# Proof congruence

• November 18th 2007, 11:35 PM
AgentNXP
Proof congruence
Show that if p is a prime, then (a + b)^p ≡ a^p + b^p (mod p)
(Hint: prove and use that p choose k is a multiple of p for every k ∈ {1, . . . , p − 1}). Then expand (a + b)^p via the binomial theorem).
Using the previous formula, prove Fermat’s little Theorem (in its equivalent form, a^p ≡ a (mod p)) by induction on a.

Any help appreciated!
• November 19th 2007, 06:12 AM
Plato
Consider the fact that $\left( {\begin{array}{c} p \\ k \\ \end{array}} \right) = \frac{{p!}}{{k!\left( {p - k} \right)!}}\;,\;k \in \left\{ {1,2, \cdots ,p - 1} \right\}$.
Then note that because p is prime neither k! nor (p-k)! is a factor of p.
So p is a factor of $\left( {\begin{array}{c} p \\ k \\ \end{array}} \right),\;k \in \left\{ {1,2, \cdots ,p - 1} \right\}$.

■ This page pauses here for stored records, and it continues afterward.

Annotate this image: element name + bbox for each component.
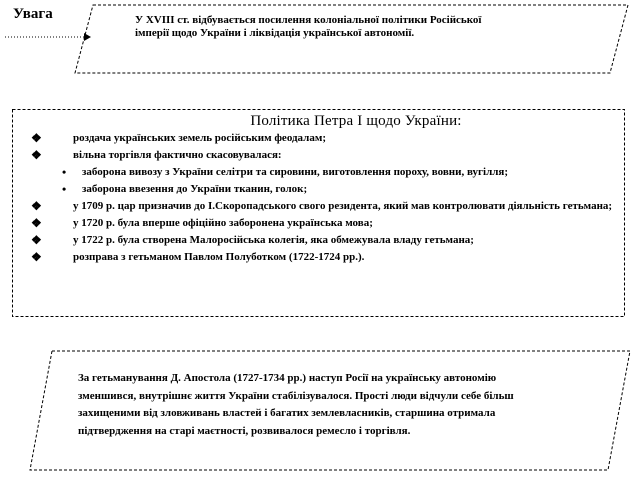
list-item <box>14 234 618 247</box>
sub-list-item <box>14 183 618 196</box>
attention-text: У XVIII ст. відбувається посилення колоніальної політики Російської імперії щодо України і ліквідація української автономії. <box>135 14 482 39</box>
list-item <box>14 149 618 162</box>
list-item <box>14 200 618 213</box>
list-item <box>14 132 618 145</box>
list-item-text: у 1709 р. цар призначив до І.Скоропадського свого резидента, який мав контролювати діяльність гетьмана; <box>73 200 613 212</box>
list-item-text: вільна торгівля фактично скасовувалася: <box>73 149 282 161</box>
list-item-text: у 1720 р. була вперше офіційно заборонена українська мова; <box>73 217 373 229</box>
sub-list-item-text: заборона вивозу з України селітри та сировини, виготовлення пороху, вовни, вугілля; <box>82 166 509 178</box>
peter-policy-box <box>14 113 618 268</box>
diamond-bullet-icon: ❖ <box>31 148 42 162</box>
diamond-bullet-icon: ❖ <box>31 216 42 230</box>
sub-list-item <box>14 166 618 179</box>
list-item-text: роздача українських земель російським феодалам; <box>73 132 326 144</box>
list-item-text: у 1722 р. була створена Малоросійська колегія, яка обмежувала владу гетьмана; <box>73 234 474 246</box>
sub-list-item-text: заборона ввезення до України тканин, голок; <box>82 183 308 195</box>
policy-title: Політика Петра І щодо України: <box>250 113 462 129</box>
dot-bullet-icon: • <box>62 182 67 196</box>
diamond-bullet-icon: ❖ <box>31 233 42 247</box>
dot-bullet-icon: • <box>62 165 67 179</box>
list-item <box>14 217 618 230</box>
diamond-bullet-icon: ❖ <box>31 199 42 213</box>
diamond-bullet-icon: ❖ <box>31 250 42 264</box>
diamond-bullet-icon: ❖ <box>31 131 42 145</box>
apostol-text: За гетьманування Д. Апостола (1727-1734 рр.) наступ Росії на українську автономію зменшився, внутрішнє життя України стабілізувалося. Прості люди відчули себе більш захищеними від зловживань властей і багатих землевласників, старшина отримала підтвердження на старі маєтності, розвивалося ремесло і торгівля. <box>78 372 514 437</box>
attention-label: Увага <box>13 6 53 22</box>
list-item-text: розправа з гетьманом Павлом Полуботком (1722-1724 рр.). <box>73 251 365 263</box>
list-item <box>14 251 618 264</box>
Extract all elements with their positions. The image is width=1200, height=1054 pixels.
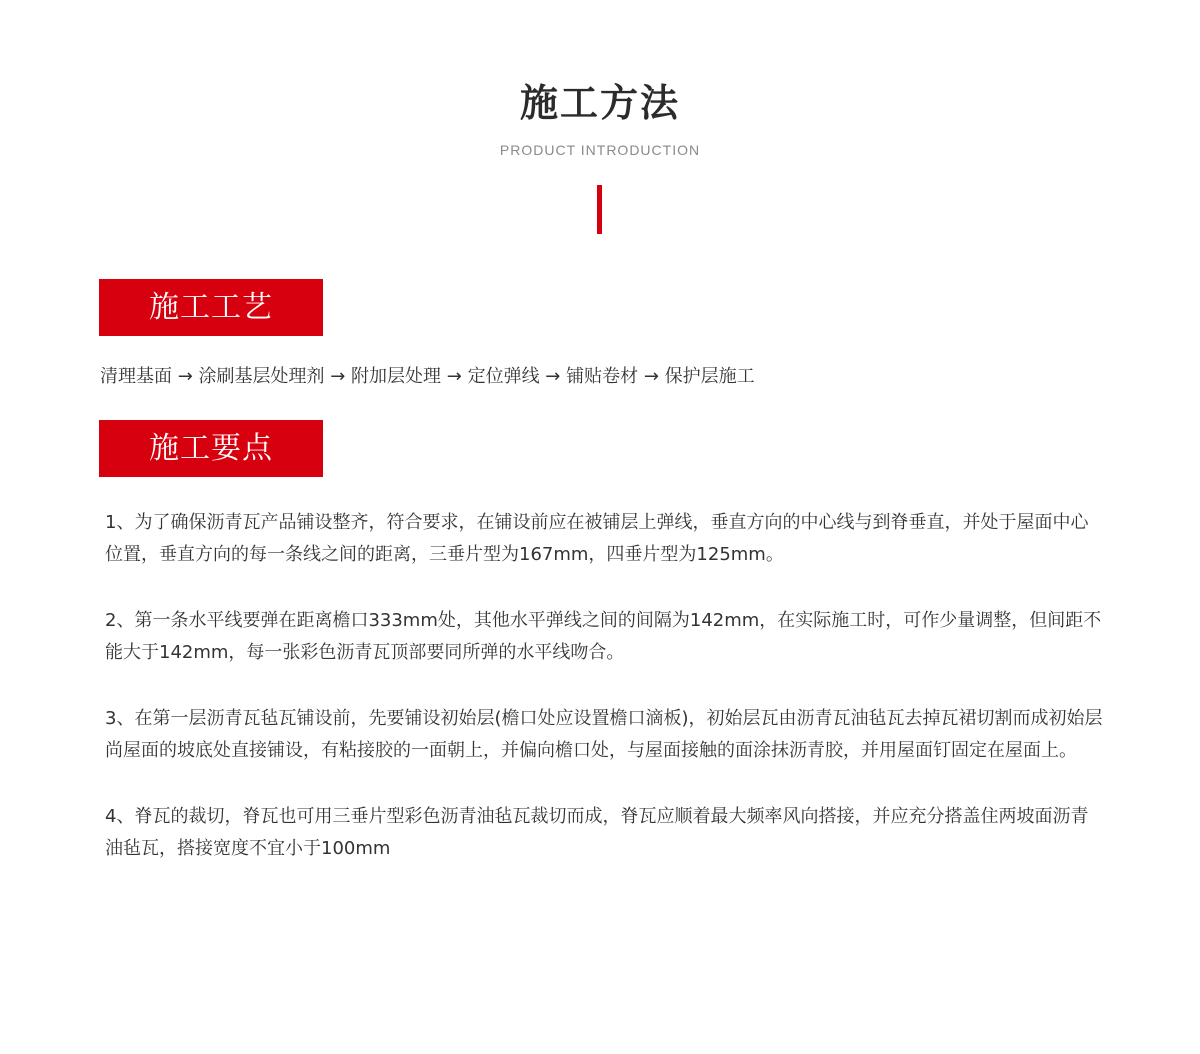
points-list [105,507,1105,899]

$\left( {a + b} \right)^p = \sum\limits_{k = 0}^p {\left( {\begin{array}{c}
p \\ k \\ \end{array}} \right)a^{p - k} b^k } = a^p + \sum\limits_{k = 1}^{p - 1} {\left( {\begin{array}{c} p \\ k \\ \end{array}} \right)a^{p - k} b^k } + b^P$
.

Can you see how to complete the argument?
• November 19th 2007, 09:00 AM
ThePerfectHacker
You can use {p\choose k} to save time.
• November 19th 2007, 09:04 AM
Krizalid
Of course

$\binom pk$ made it with \binom pk.

(The space is necessary, but when using numbers, for example, \binom23 there's no problem.)
• November 19th 2007, 09:13 AM
Jhevon
Quote:

Originally Posted by ThePerfectHacker
You can use {p\choose k} to save time.

this is what i always use

Quote:

Originally Posted by Krizalid
Of course

$\binom pk$ made it \binom pk.

(The space is necessary, but when using numbers, for example, \binom23 there's no problem.)

this is nice!